Avocat de l’espérance
Rencontre avec Guy Aurenche. Propos recueillis par Georges Heichelbech
Avocat honoraire du barreau de Paris, ancien président national et international de l’action des chrétiens pour l’abolition de la torture (ACAT), ancien président du CCFD, très actif à Saint Merry Hors les Murs, Guy Aurenche a eu et a encore de très nombreux engagements qu’on ne peut tous citer. Rencontre avec un chrétien porteur de plein d’espérance.
À travers votre métier d’avocat et vos engagements associatifs, vous avez eu l’occasion d’être continuellement dans l’action. Est-ce l’action qui vous a donné de l’espérance, ou est-ce que c’est parce qu’au fond de vous-mêmes il y avait de l’espérance que vous avez agi ?

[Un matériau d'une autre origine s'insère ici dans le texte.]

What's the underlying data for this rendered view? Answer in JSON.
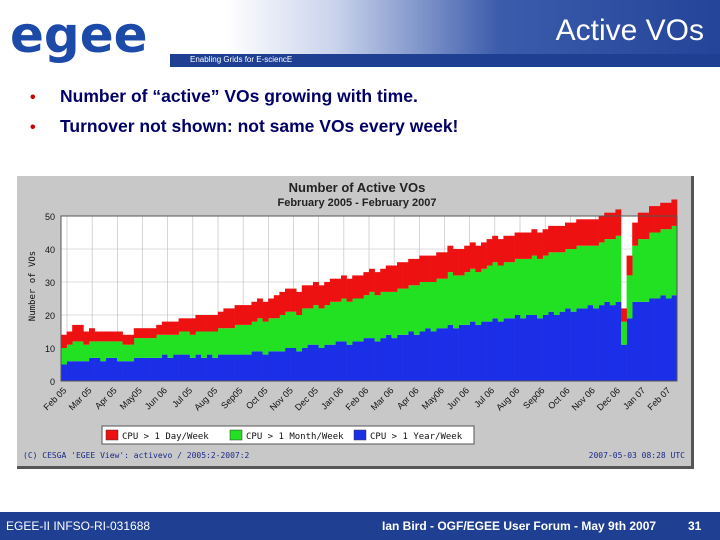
{
  "header": {
    "logo_text": "egee",
    "title": "Active VOs",
    "tagline": "Enabling Grids for E-sciencE",
    "colors": {
      "brand_blue": "#1f3f93",
      "logo_blue": "#1c4aa8"
    }
  },
  "bullets": [
    "Number of “active” VOs growing with time.",
    "Turnover not shown:  not same VOs every week!"
  ],
  "chart_data": {
    "type": "area",
    "title": "Number of Active VOs",
    "subtitle": "February 2005 - February 2007",
    "ylabel": "Number of VOs",
    "xlabel": "",
    "ylim": [
      0,
      50
    ],
    "yticks": [
      "0",
      "10",
      "20",
      "30",
      "40",
      "50"
    ],
    "xticks": [
      "Feb 05",
      "Mar 05",
      "Apr 05",
      "May05",
      "Jun 06",
      "Jul 05",
      "Aug 05",
      "Sep05",
      "Oct 05",
      "Nov 05",
      "Dec 05",
      "Jan 06",
      "Feb 06",
      "Mar 06",
      "Apr 06",
      "May06",
      "Jun 06",
      "Jul 06",
      "Aug 06",
      "Sep06",
      "Oct 06",
      "Nov 06",
      "Dec 06",
      "Jan 07",
      "Feb 07"
    ],
    "stacked": true,
    "grid": true,
    "legend_position": "bottom",
    "series": [
      {
        "name": "CPU > 1 Year/Week",
        "color": "#1c2fe8",
        "values": [
          5,
          6,
          6,
          6,
          6,
          7,
          7,
          6,
          7,
          7,
          6,
          6,
          6,
          7,
          7,
          7,
          7,
          7,
          8,
          7,
          8,
          8,
          8,
          7,
          8,
          7,
          8,
          7,
          8,
          8,
          8,
          8,
          8,
          8,
          9,
          9,
          8,
          9,
          9,
          9,
          10,
          10,
          9,
          10,
          11,
          11,
          10,
          11,
          11,
          12,
          12,
          11,
          12,
          12,
          13,
          13,
          12,
          13,
          14,
          13,
          14,
          14,
          15,
          14,
          15,
          16,
          15,
          16,
          16,
          17,
          16,
          17,
          17,
          18,
          17,
          18,
          18,
          19,
          18,
          19,
          19,
          20,
          19,
          20,
          20,
          19,
          20,
          21,
          20,
          21,
          22,
          21,
          22,
          22,
          23,
          22,
          23,
          24,
          23,
          24,
          11,
          19,
          24,
          24,
          24,
          25,
          25,
          26,
          25,
          26
        ]
      },
      {
        "name": "CPU > 1 Month/Week",
        "color": "#22e022",
        "values": [
          5,
          5,
          6,
          6,
          5,
          5,
          5,
          6,
          5,
          5,
          6,
          5,
          5,
          6,
          6,
          6,
          6,
          7,
          6,
          7,
          6,
          7,
          7,
          7,
          7,
          8,
          7,
          8,
          8,
          8,
          8,
          9,
          9,
          9,
          9,
          10,
          10,
          10,
          10,
          11,
          11,
          11,
          11,
          12,
          11,
          12,
          12,
          12,
          13,
          12,
          13,
          13,
          13,
          13,
          13,
          14,
          14,
          14,
          13,
          14,
          14,
          14,
          14,
          15,
          15,
          14,
          15,
          15,
          15,
          16,
          16,
          15,
          16,
          16,
          16,
          16,
          17,
          17,
          17,
          17,
          17,
          17,
          18,
          17,
          18,
          18,
          18,
          18,
          19,
          18,
          18,
          19,
          19,
          19,
          18,
          19,
          19,
          19,
          20,
          20,
          7,
          13,
          17,
          19,
          19,
          20,
          20,
          20,
          21,
          21
        ]
      },
      {
        "name": "CPU > 1 Day/Week",
        "color": "#ee1111",
        "values": [
          4,
          4,
          5,
          5,
          4,
          4,
          3,
          3,
          3,
          3,
          3,
          3,
          3,
          3,
          3,
          3,
          3,
          3,
          4,
          4,
          4,
          4,
          4,
          5,
          5,
          5,
          5,
          5,
          5,
          6,
          6,
          6,
          6,
          6,
          6,
          6,
          6,
          6,
          7,
          7,
          7,
          7,
          7,
          7,
          7,
          7,
          7,
          7,
          7,
          7,
          7,
          7,
          7,
          7,
          7,
          7,
          7,
          7,
          8,
          8,
          8,
          8,
          8,
          8,
          8,
          8,
          8,
          8,
          8,
          8,
          8,
          8,
          8,
          8,
          8,
          8,
          8,
          8,
          8,
          8,
          8,
          8,
          8,
          8,
          8,
          8,
          8,
          8,
          8,
          8,
          8,
          8,
          8,
          8,
          8,
          8,
          8,
          8,
          8,
          8,
          4,
          6,
          7,
          8,
          8,
          8,
          8,
          8,
          8,
          8
        ]
      }
    ],
    "credit_left": "(C) CESGA 'EGEE View': activevo / 2005:2-2007:2",
    "credit_right": "2007-05-03 08:28 UTC"
  },
  "footer": {
    "left": "EGEE-II INFSO-RI-031688",
    "center": "Ian Bird - OGF/EGEE User Forum - May 9th 2007",
    "page": "31"
  }
}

Peut-être deux images pour répondre à cette question. La première, mon engagement pour l’abolition de la torture en 1975, qui a changé notre vie familiale. Une des sources de la découverte de l’espérance est d’essayer de répondre aux appels. Ensuite la découverte à travers l’ACAT d’avoir la capacité d’être un petit sauveteur. C’est-à-dire par les campagnes de lettres, de pétitions, de démarches qu’on pouvait faire à l’occasion de l’emprisonnement d’un homme, d’une femme ou de leur torture, nous pouvions briser la solitude dans laquelle ils étaient enfermés. Plusieurs témoins m’ont dit : « Parce que j’ai su que vous faisiez quelque chose pour moi, j’étais sauvé. » Quand ces hommes et ces femmes me disaient qu’ils étaient sauvés, je ne pouvais, comme chrétien, ne pas imaginer ce que le message chrétien me dit sur sauver et salut.
Cela fait depuis bien longtemps que vous parlez d’espérance. J’ai ressorti de ma bibliothèque un livre de 1994 dont le titre est Avocat de l’espérance.

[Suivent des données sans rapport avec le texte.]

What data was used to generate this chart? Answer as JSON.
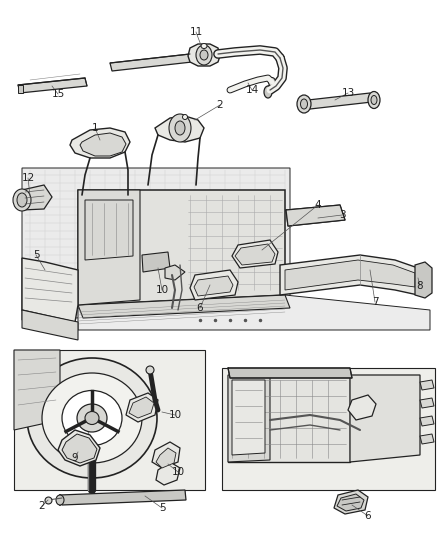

Quand je parle d’espérance, je ne fais pas preuve d’optimisme. Quand on me demande : vous êtes optimiste ou pessimiste ?, je réponds : je ne suis pas pessimiste, mais être optimiste aujourd’hui, cela n’a pas beaucoup de sens. Ce qui est important pour moi, c’est de rejoindre les jeunes et les moins jeunes qui n’acceptent pas l’inacceptable. Sommes-nous prêts à découvrir ceux qui œuvrent pour que les hommes vivent plus humainement ou n’y sommes-nous pas prêts ? Là se situe le rendez-vous de l’espérance. Celle-ci n’est ni un trait de caractère, ni une doctrine, ni une force objectivement décelable. Elle est avant tout un choix, un regard tourné vers l’autre, un pas fait avec l’autre, simplement pour marcher ensemble afin que la vie soit plus humaine.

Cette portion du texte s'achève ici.